Bond gains extend into a third consecutive session — UMBS 5.0 opens at 98.94, up 12 ticks from yesterday's close; 10yr Treasury yield slips to 4.336%; 30yr conventional rate holds at 6.44%
Bonds notched a third straight overnight gain. UMBS 5.0 opened at 98.94, adding 12 ticks on top of Wednesday's 52-tick surge. The 10-year Treasury yield pulled to 4.336%, shedding another 1.1 basis points from yesterday's close of 4.347%. The 30-year conventional rate holds at 6.44% — unchanged from where lenders ended Wednesday's session. The catalyst is the same one that's been driving the past two days: continuing reports of progress toward a Middle East ceasefire. Geopolitical optimism has kept oil prices lower, which softens inflation expectations and sustains demand for Treasuries and agency MBS.

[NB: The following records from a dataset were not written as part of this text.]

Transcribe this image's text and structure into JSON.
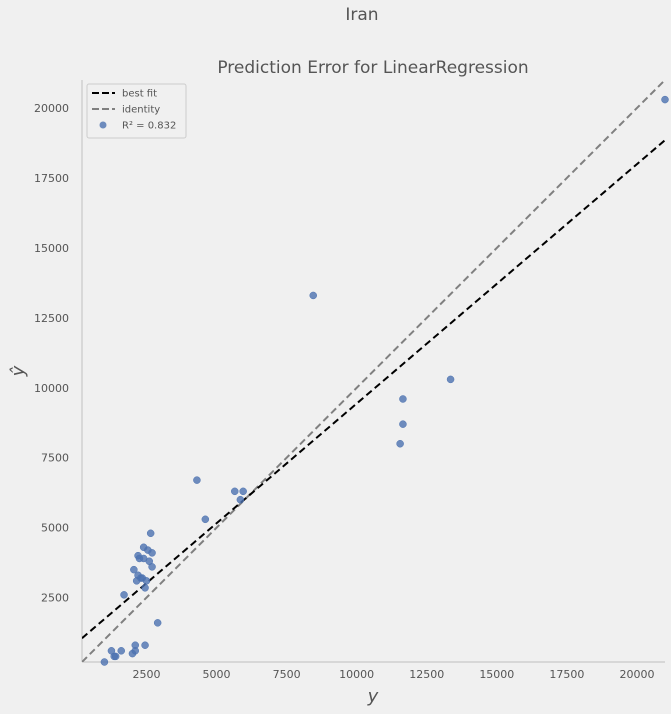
{
  "figure": {
    "suptitle": "Iran"
  },
  "chart_data": {
    "type": "scatter",
    "title": "Prediction Error for LinearRegression",
    "xlabel": "y",
    "ylabel": "ŷ",
    "xlim": [
      200,
      21000
    ],
    "ylim": [
      200,
      21000
    ],
    "xticks": [
      2500,
      5000,
      7500,
      10000,
      12500,
      15000,
      17500,
      20000
    ],
    "yticks": [
      2500,
      5000,
      7500,
      10000,
      12500,
      15000,
      17500,
      20000
    ],
    "grid": false,
    "legend_position": "top-left",
    "legend": [
      {
        "label": "best fit",
        "style": "dashed",
        "color": "#000000"
      },
      {
        "label": "identity",
        "style": "dashed",
        "color": "#808080"
      },
      {
        "label": "R² = 0.832",
        "style": "marker",
        "color": "#4c72b0"
      }
    ],
    "best_fit_line": {
      "x": [
        200,
        21000
      ],
      "y": [
        1050,
        18850
      ]
    },
    "identity_line": {
      "x": [
        200,
        21000
      ],
      "y": [
        200,
        21000
      ]
    },
    "series": [
      {
        "name": "R² = 0.832",
        "color": "#4c72b0",
        "points": [
          [
            1000,
            200
          ],
          [
            1250,
            600
          ],
          [
            1350,
            400
          ],
          [
            1400,
            400
          ],
          [
            1600,
            600
          ],
          [
            1700,
            2600
          ],
          [
            2000,
            500
          ],
          [
            2050,
            3500
          ],
          [
            2100,
            800
          ],
          [
            2100,
            600
          ],
          [
            2150,
            3100
          ],
          [
            2200,
            3300
          ],
          [
            2200,
            4000
          ],
          [
            2250,
            3900
          ],
          [
            2300,
            3200
          ],
          [
            2350,
            3200
          ],
          [
            2400,
            4300
          ],
          [
            2400,
            3900
          ],
          [
            2450,
            800
          ],
          [
            2450,
            2850
          ],
          [
            2500,
            3100
          ],
          [
            2550,
            4200
          ],
          [
            2600,
            3800
          ],
          [
            2650,
            4800
          ],
          [
            2700,
            4100
          ],
          [
            2700,
            3600
          ],
          [
            2900,
            1600
          ],
          [
            4300,
            6700
          ],
          [
            4600,
            5300
          ],
          [
            5650,
            6300
          ],
          [
            5850,
            6000
          ],
          [
            5950,
            6300
          ],
          [
            8450,
            13300
          ],
          [
            11550,
            8000
          ],
          [
            11650,
            9600
          ],
          [
            11650,
            8700
          ],
          [
            13350,
            10300
          ],
          [
            21000,
            20300
          ]
        ]
      }
    ]
  }
}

Three consecutive sessions of bond strength is notable, but the character of today's move is different from Wednesday's. Yesterday's rally was a 52-tick gap — a sharp repricing on fresh news. This morning's 12 ticks are an extension, not a new leg. Markets have largely priced in the geopolitical improvement; each additional tick now requires either a confirmed deal or a new catalyst. The larger event arrives this afternoon: the FOMC statement, with Chair Powell's press conference to follow. Markets are priced for no rate change, but the statement language around inflation trajectory and labor market conditions will determine whether this morning's gains hold. With Core PCE at 3.2% and ADP showing 109,000 private jobs added in April, the Fed has sufficient data justifying patience — and a hawkish-leaning statement could push yields back up through the afternoon.

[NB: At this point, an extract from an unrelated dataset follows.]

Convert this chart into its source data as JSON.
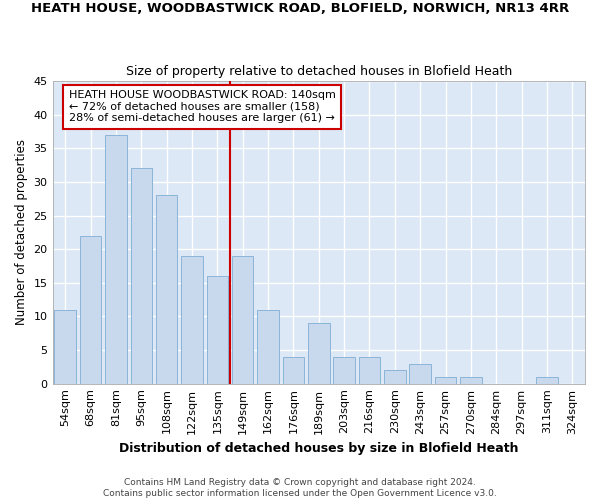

At 6.44%, the 30-year rate is 10 basis points off last week's highs and at its best level since early April. Two full sessions of gains have moved through most lenders' rate sheets; borrowers who quoted earlier this week are working with numbers that no longer reflect the market. If the FOMC statement is neutral — a hold with no strong signal in either direction — today's rate likely represents the week's floor. A statement that acknowledges tariff-driven uncertainty in the growth outlook could tilt dovish and push rates toward 6.35–6.40%. The downside risk is symmetric: any hawkish turn in the statement language, or a reversal in the Middle East headlines that drove this rally, could pull yields sharply higher through the afternoon session.

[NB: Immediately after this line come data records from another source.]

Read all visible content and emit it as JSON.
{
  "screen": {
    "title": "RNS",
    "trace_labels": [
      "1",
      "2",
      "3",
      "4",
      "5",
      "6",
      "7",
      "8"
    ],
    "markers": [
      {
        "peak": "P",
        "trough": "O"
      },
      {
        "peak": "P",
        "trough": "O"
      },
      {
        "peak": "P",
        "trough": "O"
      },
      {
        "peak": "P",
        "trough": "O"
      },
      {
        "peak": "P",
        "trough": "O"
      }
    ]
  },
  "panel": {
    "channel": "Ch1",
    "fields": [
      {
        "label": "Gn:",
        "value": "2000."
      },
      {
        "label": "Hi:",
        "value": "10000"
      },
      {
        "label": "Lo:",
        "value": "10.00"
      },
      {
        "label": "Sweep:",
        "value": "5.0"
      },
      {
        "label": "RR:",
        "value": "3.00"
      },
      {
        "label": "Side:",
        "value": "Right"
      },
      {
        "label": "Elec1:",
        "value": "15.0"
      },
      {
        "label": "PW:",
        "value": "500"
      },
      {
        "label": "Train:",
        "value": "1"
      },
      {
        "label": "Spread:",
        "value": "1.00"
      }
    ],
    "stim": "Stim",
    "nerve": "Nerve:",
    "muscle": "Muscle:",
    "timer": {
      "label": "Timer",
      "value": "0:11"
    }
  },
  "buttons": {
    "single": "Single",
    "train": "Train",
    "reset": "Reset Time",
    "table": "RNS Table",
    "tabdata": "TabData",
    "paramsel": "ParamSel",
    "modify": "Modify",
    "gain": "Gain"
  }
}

The Federal Reserve announces its rate decision today, with the statement expected around 2:00 PM ET and Powell's press conference at 2:30 PM. No change to the federal funds rate is expected. The market-moving element will be the policy language — specifically how the Committee describes the balance between inflation risk and growth risk. Any acknowledgment of tariff-driven economic headwinds could extend the bond bid into the afternoon. A statement emphasizing sticky inflation and labor market resilience would likely pressure rates higher before the close.